I had the pleasure of participating in the annual meeting with the Danish IAML Branch a couple of weeks ago, Friday 2 March to be precise. One of the Board members, Karen Vestergaard, had kindly invited me to make a presentation on “big IAML” and I gladly welcomed the opportunity to inform them about different ways to get involved internationally. I spent a very nice afternoon in “the Black Diamond” together with Danish colleagues.
On 1 January 2017 the State and University Library in Aarhus and The Royal Library in Copenhagen merged. The institutions are now collectively known as the Royal Danish Library and constitute the national library of Denmark. The Black Diamond is an extension of the library in Copenhagen and was inaugurated in 1999. The spectacular building in black granite from Zimbabwe is created by the famous Danish firm Schmidt Hammer Lassen Architects.
Anne Ørbæk Jensen, a long-term IAML member, was our friendly hostess and started the meeting by giving an interesting overview of the music collections – printed music, manuscripts, a complete collection of Danish music recordings from 1998 and onward, books, concert programmes, pictures, archives, different kinds of e-resources etc. She informed us that she was working on a publication about the collections, that will be available later during the year. The collection of Danish printed music is almost complete thanks to the legal deposit law that has existed for published sheet music since 1902. This music may not be borrowed, but a large part has been digitized. The Library’s comprehensive selection of music by foreign composers is mostly for circulation, for example performance materials for orchestras and choirs.
After this introduction Christina Krüger Henningsen gave a presentation on her work as conservator and showed us some of the precious older manuscripts. The Manuscript Collection contains Danish and foreign sheet music with over 20,000 units - a substantial part of which consists of works by contemporary composers. Many music manuscripts have been digitized and are available online in the The Danish National Digital Sheet Music Archive. One notable example is the Carl Nielsen Edition that is freely available for downloading. The Danish Centre for Music Editing, a research unit within the library, focuses on producing critical editions of musical works related to Danish history.
Then it was my turn to give my IAML presentation, with an emphasis on the many changes that have taken place within our Association during last years, not least the restructuring of the organization to make it more transparent and agile. The many improved possibilities for communication – the website with work spaces for all groups, social media etc. – make it easy to share and learn with colleagues around the world even if you are not able to attend IAML’s annual congresses.
After refreshments the general assembly took place and I am happy to introduce the new Board to you:
From left to right: Øyvind Harkamp (Secretary), Anders Cato, Anne Helle Jespersen, Karen Vestergaard and Helen Olsen (Treasurer).
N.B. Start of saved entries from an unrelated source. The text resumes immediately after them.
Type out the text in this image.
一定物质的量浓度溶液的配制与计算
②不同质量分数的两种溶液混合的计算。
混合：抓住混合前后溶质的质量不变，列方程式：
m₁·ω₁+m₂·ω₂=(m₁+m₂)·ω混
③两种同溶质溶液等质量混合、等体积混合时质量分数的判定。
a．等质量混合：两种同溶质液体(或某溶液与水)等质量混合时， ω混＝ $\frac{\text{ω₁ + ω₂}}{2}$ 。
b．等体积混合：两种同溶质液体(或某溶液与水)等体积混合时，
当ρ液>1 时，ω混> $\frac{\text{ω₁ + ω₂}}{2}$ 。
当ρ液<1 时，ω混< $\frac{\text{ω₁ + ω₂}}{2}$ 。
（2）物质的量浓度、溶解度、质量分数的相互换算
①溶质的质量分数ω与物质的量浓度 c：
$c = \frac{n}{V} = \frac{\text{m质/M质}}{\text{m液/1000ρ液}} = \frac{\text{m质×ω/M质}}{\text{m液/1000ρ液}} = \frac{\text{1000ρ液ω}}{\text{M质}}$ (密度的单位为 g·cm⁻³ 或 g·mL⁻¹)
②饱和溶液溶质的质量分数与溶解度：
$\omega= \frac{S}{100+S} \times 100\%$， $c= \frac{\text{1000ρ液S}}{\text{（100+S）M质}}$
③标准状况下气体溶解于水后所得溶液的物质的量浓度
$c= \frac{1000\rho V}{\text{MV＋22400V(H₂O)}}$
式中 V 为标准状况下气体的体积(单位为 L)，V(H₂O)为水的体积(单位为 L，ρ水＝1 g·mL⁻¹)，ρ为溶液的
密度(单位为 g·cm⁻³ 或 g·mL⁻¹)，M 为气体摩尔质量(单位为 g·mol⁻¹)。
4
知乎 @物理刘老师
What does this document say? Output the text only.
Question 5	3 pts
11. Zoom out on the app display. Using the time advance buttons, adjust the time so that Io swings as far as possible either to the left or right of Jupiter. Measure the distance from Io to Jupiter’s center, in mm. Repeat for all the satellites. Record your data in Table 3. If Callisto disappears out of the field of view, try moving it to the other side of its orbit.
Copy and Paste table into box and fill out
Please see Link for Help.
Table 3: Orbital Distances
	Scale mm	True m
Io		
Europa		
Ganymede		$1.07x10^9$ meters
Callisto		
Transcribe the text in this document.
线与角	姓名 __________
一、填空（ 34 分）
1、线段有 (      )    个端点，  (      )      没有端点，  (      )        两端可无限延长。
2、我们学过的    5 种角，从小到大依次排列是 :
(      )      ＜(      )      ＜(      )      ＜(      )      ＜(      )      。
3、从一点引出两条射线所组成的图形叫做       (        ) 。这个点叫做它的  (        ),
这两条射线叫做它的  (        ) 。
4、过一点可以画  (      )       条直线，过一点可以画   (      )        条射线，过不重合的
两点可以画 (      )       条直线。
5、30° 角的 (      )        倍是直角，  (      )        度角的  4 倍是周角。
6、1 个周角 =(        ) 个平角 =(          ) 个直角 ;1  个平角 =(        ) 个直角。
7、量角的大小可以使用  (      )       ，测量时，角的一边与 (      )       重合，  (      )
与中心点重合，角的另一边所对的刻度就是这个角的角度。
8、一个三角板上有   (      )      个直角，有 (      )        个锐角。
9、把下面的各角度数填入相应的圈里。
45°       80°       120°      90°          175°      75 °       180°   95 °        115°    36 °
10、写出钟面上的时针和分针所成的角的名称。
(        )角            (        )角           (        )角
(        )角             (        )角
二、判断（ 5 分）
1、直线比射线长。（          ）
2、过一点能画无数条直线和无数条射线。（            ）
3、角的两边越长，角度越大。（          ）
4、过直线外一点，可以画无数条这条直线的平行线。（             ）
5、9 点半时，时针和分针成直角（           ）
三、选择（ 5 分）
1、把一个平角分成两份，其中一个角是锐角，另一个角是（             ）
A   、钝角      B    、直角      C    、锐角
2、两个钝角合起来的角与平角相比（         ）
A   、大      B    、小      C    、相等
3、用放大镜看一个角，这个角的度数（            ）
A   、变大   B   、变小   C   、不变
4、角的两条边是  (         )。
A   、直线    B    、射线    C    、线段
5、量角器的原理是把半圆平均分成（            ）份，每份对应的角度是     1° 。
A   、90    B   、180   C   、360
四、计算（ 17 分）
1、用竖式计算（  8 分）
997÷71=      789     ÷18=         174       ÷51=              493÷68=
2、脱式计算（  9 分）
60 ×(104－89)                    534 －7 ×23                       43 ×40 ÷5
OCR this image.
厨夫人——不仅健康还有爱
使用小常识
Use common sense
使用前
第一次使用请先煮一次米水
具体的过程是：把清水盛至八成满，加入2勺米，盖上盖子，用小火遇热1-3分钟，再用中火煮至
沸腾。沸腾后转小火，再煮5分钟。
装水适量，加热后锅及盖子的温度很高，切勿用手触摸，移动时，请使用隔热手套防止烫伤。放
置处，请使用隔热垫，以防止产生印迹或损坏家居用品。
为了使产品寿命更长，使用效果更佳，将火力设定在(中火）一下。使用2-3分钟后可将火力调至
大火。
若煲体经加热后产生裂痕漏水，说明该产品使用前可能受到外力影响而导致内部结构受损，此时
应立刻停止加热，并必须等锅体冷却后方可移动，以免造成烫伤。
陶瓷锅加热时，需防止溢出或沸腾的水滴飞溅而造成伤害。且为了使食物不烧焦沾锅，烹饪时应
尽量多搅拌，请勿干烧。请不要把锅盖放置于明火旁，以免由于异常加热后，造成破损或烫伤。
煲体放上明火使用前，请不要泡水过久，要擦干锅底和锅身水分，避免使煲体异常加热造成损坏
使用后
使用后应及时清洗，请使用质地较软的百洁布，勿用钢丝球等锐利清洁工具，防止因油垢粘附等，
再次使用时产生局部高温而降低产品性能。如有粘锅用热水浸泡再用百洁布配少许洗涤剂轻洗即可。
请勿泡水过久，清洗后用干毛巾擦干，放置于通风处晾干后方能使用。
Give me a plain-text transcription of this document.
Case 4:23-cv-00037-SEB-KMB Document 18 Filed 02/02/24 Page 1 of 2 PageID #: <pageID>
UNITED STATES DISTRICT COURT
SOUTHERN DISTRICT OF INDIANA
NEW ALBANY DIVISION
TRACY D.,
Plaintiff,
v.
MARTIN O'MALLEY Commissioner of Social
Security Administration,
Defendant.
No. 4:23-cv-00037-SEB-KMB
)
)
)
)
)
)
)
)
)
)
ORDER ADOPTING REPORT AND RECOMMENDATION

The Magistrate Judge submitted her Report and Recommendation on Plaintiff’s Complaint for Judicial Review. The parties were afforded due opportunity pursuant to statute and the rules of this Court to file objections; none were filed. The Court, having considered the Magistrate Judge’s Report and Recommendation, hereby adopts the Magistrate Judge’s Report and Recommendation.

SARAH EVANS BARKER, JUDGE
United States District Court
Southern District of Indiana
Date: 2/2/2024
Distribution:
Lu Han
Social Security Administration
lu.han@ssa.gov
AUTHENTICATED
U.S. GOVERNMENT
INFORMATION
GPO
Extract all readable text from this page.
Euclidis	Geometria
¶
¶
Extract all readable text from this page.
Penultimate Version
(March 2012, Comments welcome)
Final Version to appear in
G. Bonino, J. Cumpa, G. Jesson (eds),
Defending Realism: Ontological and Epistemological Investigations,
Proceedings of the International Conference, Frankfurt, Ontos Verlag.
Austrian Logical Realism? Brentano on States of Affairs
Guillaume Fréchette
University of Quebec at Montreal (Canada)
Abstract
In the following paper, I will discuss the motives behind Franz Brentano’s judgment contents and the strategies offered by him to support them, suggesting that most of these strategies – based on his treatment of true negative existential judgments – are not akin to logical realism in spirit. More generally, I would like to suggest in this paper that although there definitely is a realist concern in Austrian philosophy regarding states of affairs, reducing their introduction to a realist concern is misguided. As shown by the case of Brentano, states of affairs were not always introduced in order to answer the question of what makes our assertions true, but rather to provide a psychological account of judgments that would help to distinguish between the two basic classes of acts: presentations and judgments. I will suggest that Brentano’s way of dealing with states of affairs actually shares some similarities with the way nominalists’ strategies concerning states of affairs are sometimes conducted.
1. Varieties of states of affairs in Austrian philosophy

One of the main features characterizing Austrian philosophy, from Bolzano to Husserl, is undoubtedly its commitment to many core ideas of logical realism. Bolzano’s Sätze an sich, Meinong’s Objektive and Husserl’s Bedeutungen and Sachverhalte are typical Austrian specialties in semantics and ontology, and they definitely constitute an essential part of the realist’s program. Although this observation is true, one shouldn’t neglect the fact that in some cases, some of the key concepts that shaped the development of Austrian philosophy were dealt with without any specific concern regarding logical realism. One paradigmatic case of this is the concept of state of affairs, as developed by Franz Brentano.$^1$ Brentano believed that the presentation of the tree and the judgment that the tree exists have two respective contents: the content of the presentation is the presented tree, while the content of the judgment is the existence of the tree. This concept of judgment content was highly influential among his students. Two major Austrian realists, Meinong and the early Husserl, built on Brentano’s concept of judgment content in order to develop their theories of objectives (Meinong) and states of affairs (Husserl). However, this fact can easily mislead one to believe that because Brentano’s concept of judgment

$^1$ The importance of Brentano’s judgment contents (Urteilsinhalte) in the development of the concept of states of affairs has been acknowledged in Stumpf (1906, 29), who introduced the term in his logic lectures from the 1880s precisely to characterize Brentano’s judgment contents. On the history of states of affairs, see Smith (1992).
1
Absent: Emilie Wieth-Knudsen, President
I wish the Board good luck with the work and a lot of fun.
The meeting ended in the early evening and I had a walk back to the railway station together with Anders Cato, a Swedish friend and colleague who works in Copenhagen but commutes from Malmö in Sweden. There was a beautiful winter scene, but freezing cold. We were after all in Scandinavia in the beginning of the inhospitable month of March!